When updates occur in Anthropic models after implementing guard rails or instruction-based flows, we must revisit everything from scratch due to hallucination issues or unexpected outputs. Additionally, Amazon Q sometimes fails to follow specific output format instructions, instead providing summarized information in a different format. The multimodal capabilities of Amazon Q are limited, lacking the ability to process or generate images. When attempting to generate enterprise-level reports requiring both text and images, it struggles to combine elements in the specified format despite clear instructions. The integration costs are considerable, making the pricing structure less feasible for scalable solutions. After successful POCs, scaling at an enterprise level becomes cost-prohibitive. Developers have reported that Amazon Q plugins in IDEs consume significant CPU resources, necessitating high-end hardware that may not be available to all employees. Data analytics and querying capabilities show limitations, particularly when handling Excel files and performing operations requiring accurate, non-hallucinated output. Advanced code generation features are lacking, including the inability to generate comprehensive unit tests or handle complex refactoring across multiple files. The platform doesn't automatically identify security or performance bugs in code. Data cleaning and ETL tools are insufficient for enterprise-level analytics or visualization. Amazon Q struggles with parsing tables and understanding complex documents containing combinations of charts, numbers, and text. There is also no session awareness, meaning context is lost when sessions are closed and reopened. Downtime has been minimal, with one notable instance last year when the LLMs were not functioning. The main ongoing challenge is managing updates from AWS or Anthropic, as there is no proactive solution to assess impact on production deployments before implementation.
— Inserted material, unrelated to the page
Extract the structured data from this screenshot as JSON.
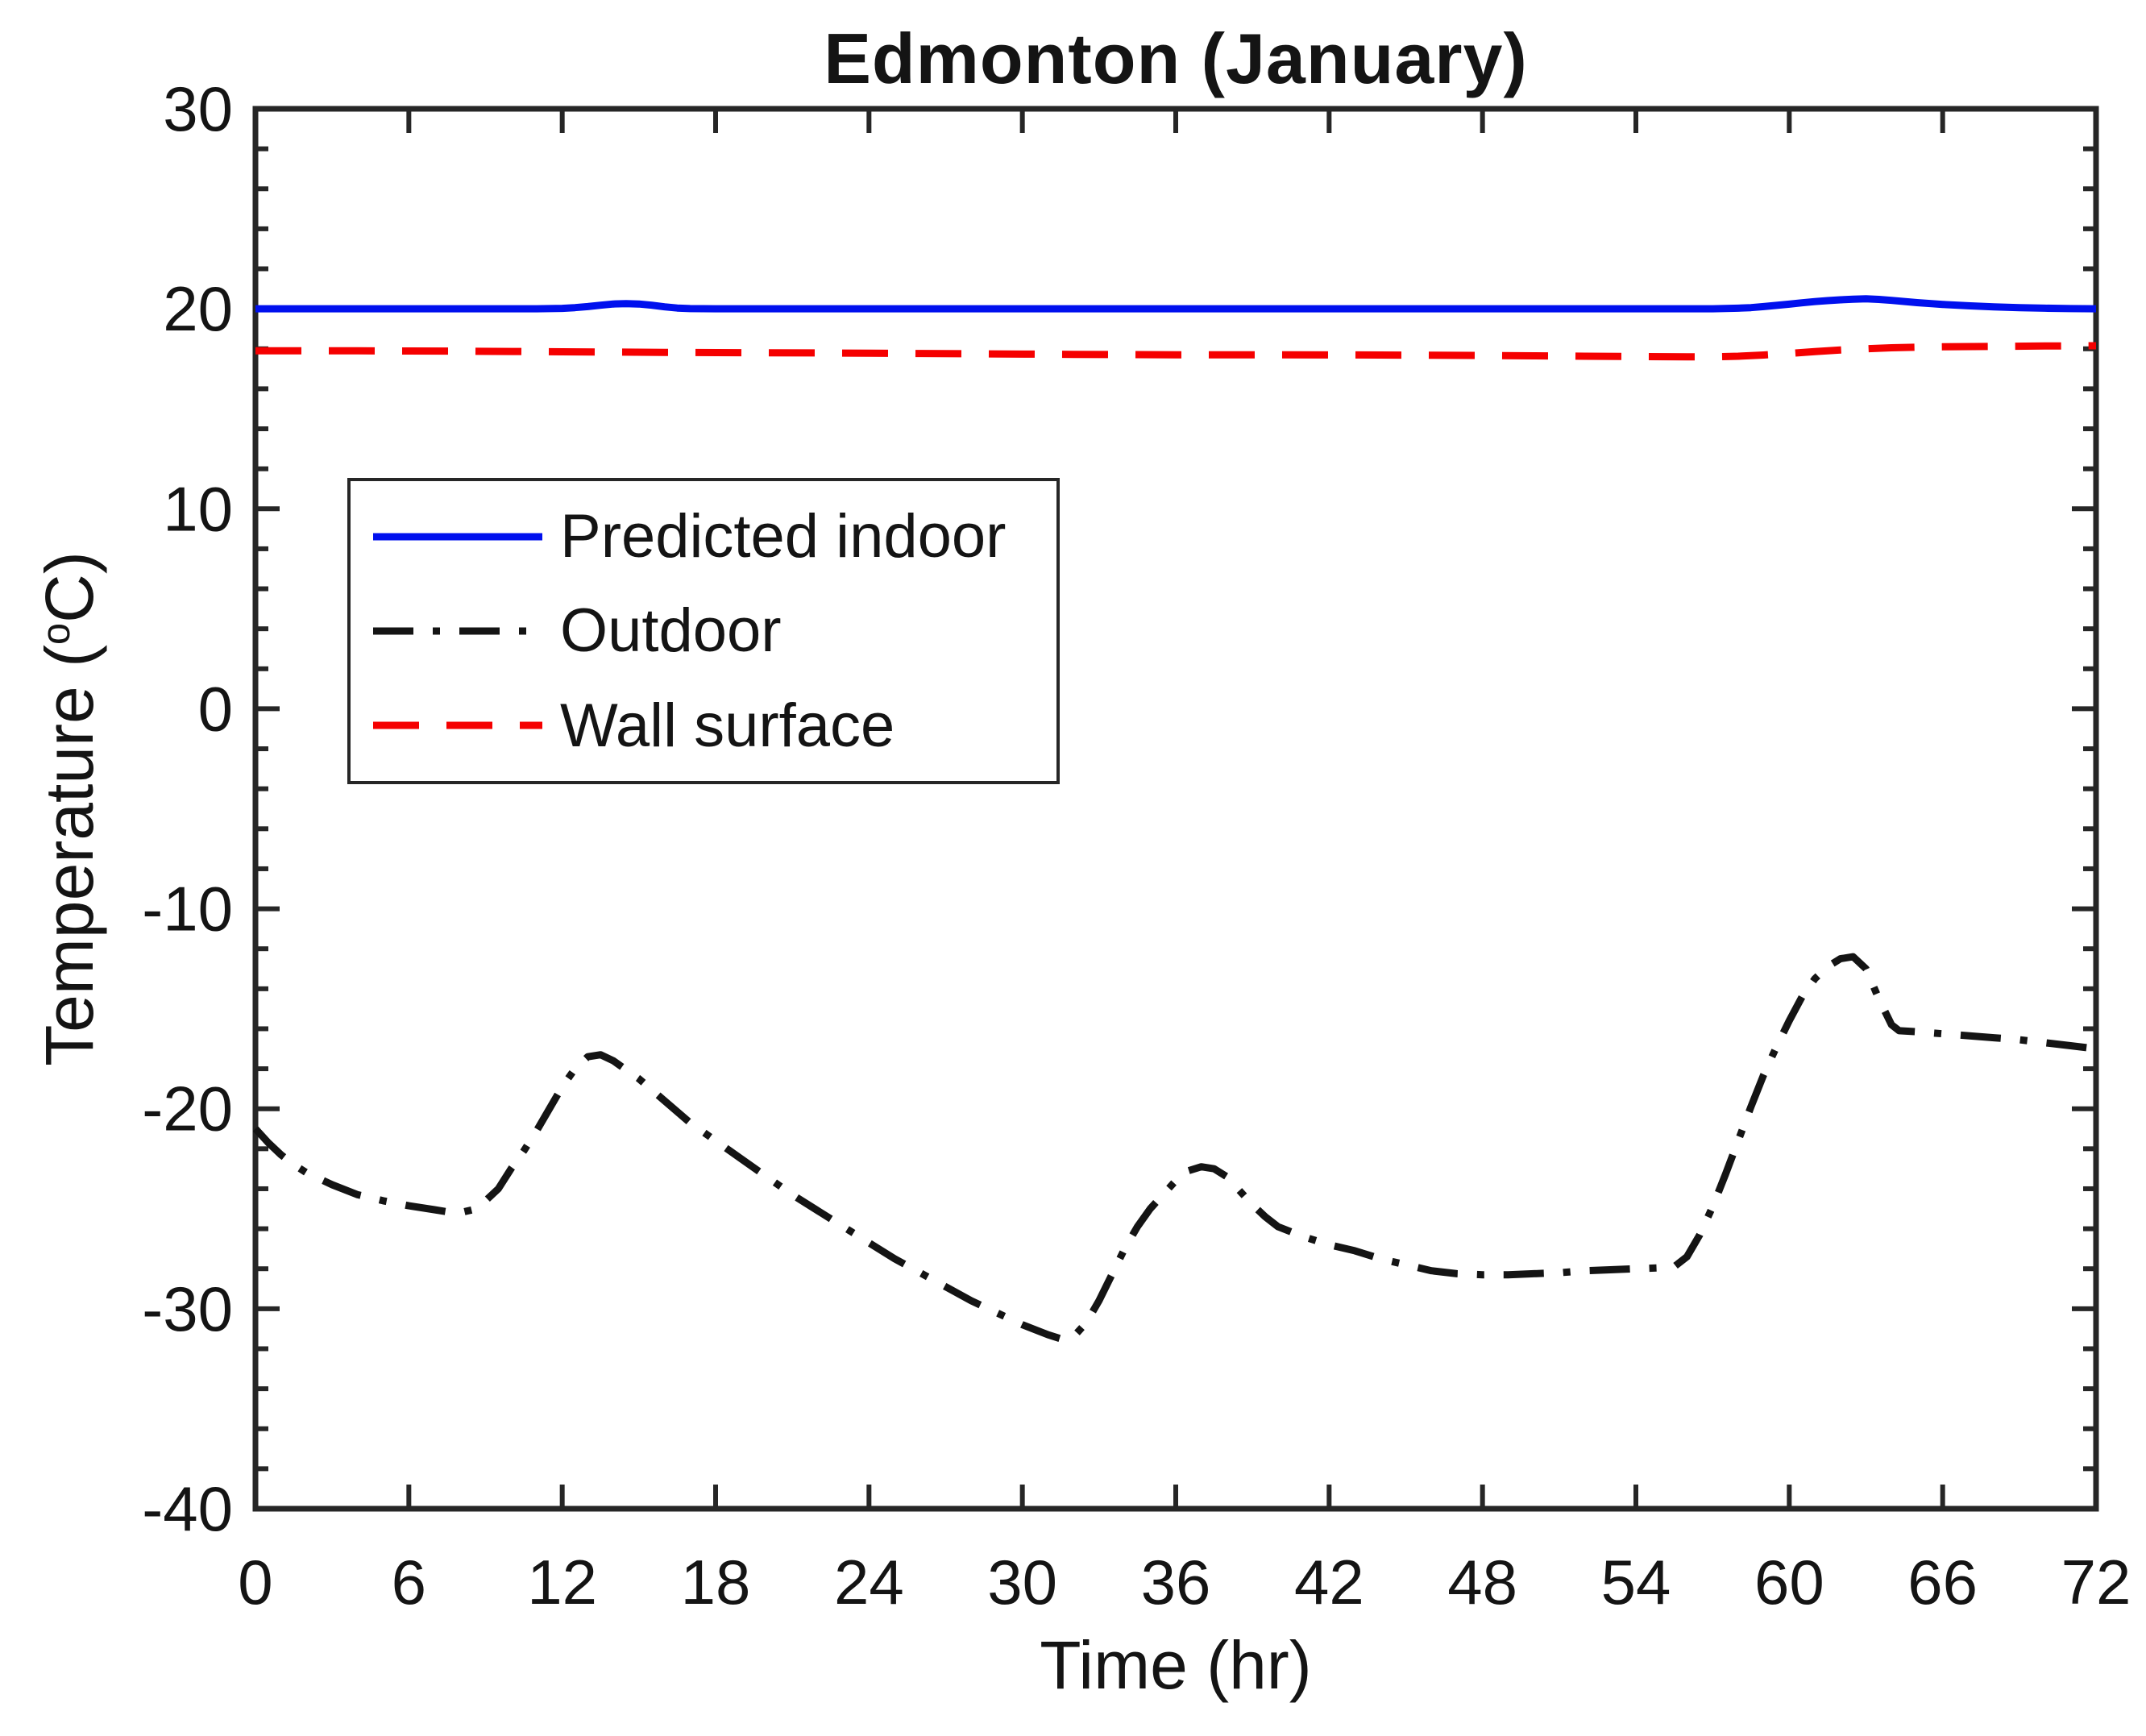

Amazon Q could be improved if it could generate full functions for certain use cases. While it did not provide all the answers in some cases, it still accomplished a great deal of work for us. I was expecting it to function more as a co-pilot for AWS environment, but despite not reaching that level, it still proved highly useful.
I currently use the free tier, and in all my use cases, it's been able to deliver. Even though machine learning models have errors, regarding its benchmark, it's able to perform well. The paid version would likely do more compared to the free version. Sometimes feedback is needed immediately. It takes a bit of time because there is a workload. You'll get your feedback and a listening ear, but it can improve in this aspect.